Cindy smiled. Heather was right. When had their roles suddenly reversed?
“You’re probably just nervous about your date.”
“It’s not a date,” Cindy corrected. “And I’m not nervous.” She
turned on the tap, began rigorously scrubbing her face.
“Shouldn’t use soap,” her daughter advised, stilling her mother’s hand and reaching into the medicine cabinet for a jar of moisturizing cleanser. “I mean, you buy all this stuff. Why don’t you use it?”
“It’s too much work. I can’t be bothered.”
“Try this,” Heather instructed. “Then this.” She pulled an assortment of bottles off the shelf of the crowded cabinet and spread them across the cherrywood counter. “Then I’ll do your makeup. And speaking of makeup, what’s with Auntie Leigh and the Tammy Faye Baker eyes?”
“I’m hoping it’s a phase.”
“Let’s hope it’s over by the wedding.”
The phone rang.
“It’s about time.” Cindy marched back into her bedroom, grabbed for the phone. “Hello,” she said eagerly, waiting for Julia’s voice.
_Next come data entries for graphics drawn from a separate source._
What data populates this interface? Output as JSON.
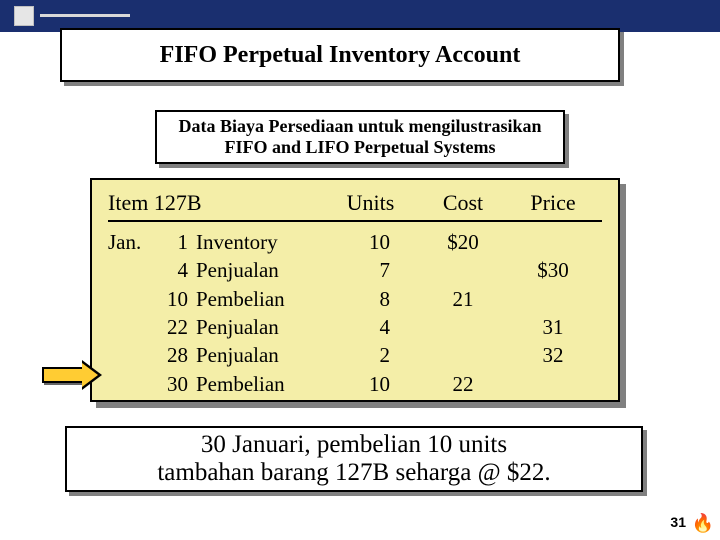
{
  "colors": {
    "header_bar": "#1a2f6f",
    "table_bg": "#f4eea8",
    "arrow_fill": "#ffcc33",
    "shadow": "#808080",
    "border": "#000000",
    "page_bg": "#ffffff"
  },
  "title": "FIFO Perpetual Inventory Account",
  "subtitle": {
    "line1": "Data Biaya Persediaan untuk mengilustrasikan",
    "line2": "FIFO and LIFO Perpetual Systems"
  },
  "table": {
    "header": {
      "item": "Item 127B",
      "units": "Units",
      "cost": "Cost",
      "price": "Price"
    },
    "month_label": "Jan.",
    "rows": [
      {
        "day": "1",
        "desc": "Inventory",
        "units": "10",
        "cost": "$20",
        "price": ""
      },
      {
        "day": "4",
        "desc": "Penjualan",
        "units": "7",
        "cost": "",
        "price": "$30"
      },
      {
        "day": "10",
        "desc": "Pembelian",
        "units": "8",
        "cost": "21",
        "price": ""
      },
      {
        "day": "22",
        "desc": "Penjualan",
        "units": "4",
        "cost": "",
        "price": "31"
      },
      {
        "day": "28",
        "desc": "Penjualan",
        "units": "2",
        "cost": "",
        "price": "32"
      },
      {
        "day": "30",
        "desc": "Pembelian",
        "units": "10",
        "cost": "22",
        "price": ""
      }
    ]
  },
  "footer": {
    "line1": "30 Januari, pembelian 10 units",
    "line2": "tambahan barang 127B seharga @ $22."
  },
  "page_number": "31"
}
“Cindy, it’s Leigh,” her sister announced, as if she knew they’d been speaking about her. “I just want to apologize again for what I said earlier—about you spending all your time at the movies, and not knowing how to take care of a husband.”
“Oh,” Cindy said flatly. “That.”
“I was out of line.”
“Yeah,” Cindy agreed. “You were.”
“Anyway, I’m sorry.”
“Apology accepted.”
“It’s just this wedding. And Mom, of course.”
“Of course.”
“The pressure is nonstop. Sometimes I get a little overwhelmed.”
Cindy nodded into the receiver.
Her sister sighed. “I wish I had your life,” she said.
Cindy laughed as she hung up the phone.
“What’s funny?” Heather asked.
“My sister’s idea of an apology.” Cindy stared at the TV. A second young woman, whose dark bikini matched her ebony skin, was climbing into a hot tub with a bald-headed, tattoo-covered man who looked like a black Mr. Clean.
“What’s she sorry for?” Heather asked.
“That’s just the point. She isn’t.” Cindy shook her head, trying to remember the last time she’d felt close to her younger sister.
(Memory: Eight-year-old Leigh shadowing Cindy’s every move, following her from room to room, as if glued to her side. “Why does she have to do everything the same as me?” Cindy protests, pushing Leigh aside.